Gentile Ministra Lorenzin,

con divertita sopresa leggo le sue dichiarazioni al quotidiano La Stampa. Divertita perché mi chiedo se la sua sia semplice ingenuità o genuina faccia di bronzo, espressione scientifica indicante la particolare capacità di fare finta di non capire, pure dinnanzi all’evidente fiasco (il sito del FertilityDay è stato svuotato dai contenuti poche ore dopo il via della campagna).

In seguito alla valanga di proteste provenienti dalla società civile e dai social Lei risponde che, in quanto Ministra della Salute, lo scopo di questa campagna è principalmente sanitario e volto a informare il pubblico sui fattori che possono causare l’infertilità. Inoltre, nell’intervista Lei ribadisce che la campagna di comunicazione associata al FertilityDay non intende assolutamente rivolgersi alle donne per incitarle a procreare. Lei sostiene, insomma, che gli aspetti economici, politici e sociali non la riguardano e che il suo unico scopo rimane l’informazione corretta sulla salute sessuale e la fertilità, che definisce tra l’altro come un argomento tabù.

Tuttavia, Ministra, Lei si contraddice all’interno della stessa intervista invocando, a sostegno della sua iniziativa, l’allarme demografico e la crescita zero da qui al 2050.

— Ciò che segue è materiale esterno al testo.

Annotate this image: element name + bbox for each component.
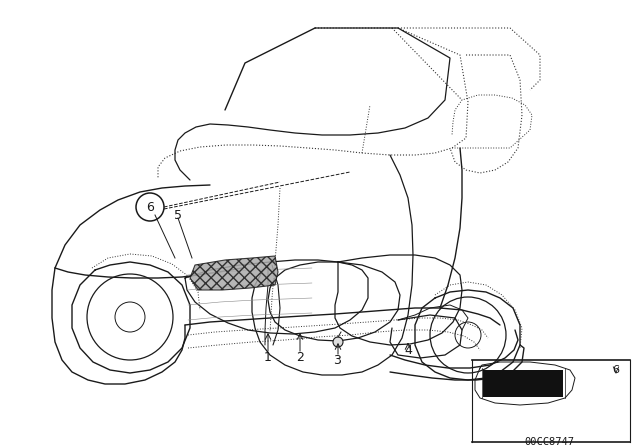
Circle shape xyxy=(136,193,164,221)
Polygon shape xyxy=(190,256,278,290)
Text: 2: 2 xyxy=(296,350,304,363)
Polygon shape xyxy=(483,370,563,397)
Text: 1: 1 xyxy=(264,350,272,363)
Text: 4: 4 xyxy=(404,344,412,357)
Text: 00CC8747: 00CC8747 xyxy=(524,437,574,447)
Text: 5: 5 xyxy=(174,208,182,221)
Text: 6: 6 xyxy=(612,365,620,375)
Circle shape xyxy=(333,337,343,347)
Text: 3: 3 xyxy=(333,353,341,366)
Text: 6: 6 xyxy=(146,201,154,214)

Cara Ministra Lorenzin, mi lasci aggiungere un paio di cose a quelle migliaia di giustissime osservazioni che le sono già state rivolte. Premetto che devo avere un problema percettivo perché a me la campagna di comunicazione è sembrata proprio intrisa di nazionalismo e di sessismo. Peggio, tutto il Piano Nazionale mi è parso come un’impostura sociofarlocca dove si incrociano curvedemografiche, slogan populisti e idealizzazioni, neanche troppo nascoste, di una presunta epoca felice dove si figliava di più per il bene della Patria.

Ma non sono la sola e allora deve esserci un problema di comprensione forte tra Lei e la popolazione che ha interpretato le cartoline come insulti. Mi è sembrata anche una presa per il culo, mi scusi il francesismo. Come, per esempio, nello slogan “Genitori giovani. Il modo migliore per essere creativi”. Questa la chiama informazione sulla fertilità? Io ci leggo proprio, sottointeso, “poco importa la crisi del lavoro, fate dei bébé che passa tutto”. Per non parlare di quella fottuta clessidra e di tutto quello che rappresenta, per le donne di oggi e di ieri: il richiamo costante all’orologio biologico. L’essere continuamente rinviate alla nostra capacità di concepire e procreare. Crede davvero che la famosa “vicina/parente impicciona che chiedeva insistentemente novità alla sposina” (p.38) non esista più? O che le donne non sappiano che più l’età avanza e più i progetti di genitorialità QUANDO e SE esistono perché, come ricordato da altr*, posso anche non volerne di figli e lo Stato non deve impicciarsene possono frantumarsi contro la barriera dell’infertilità?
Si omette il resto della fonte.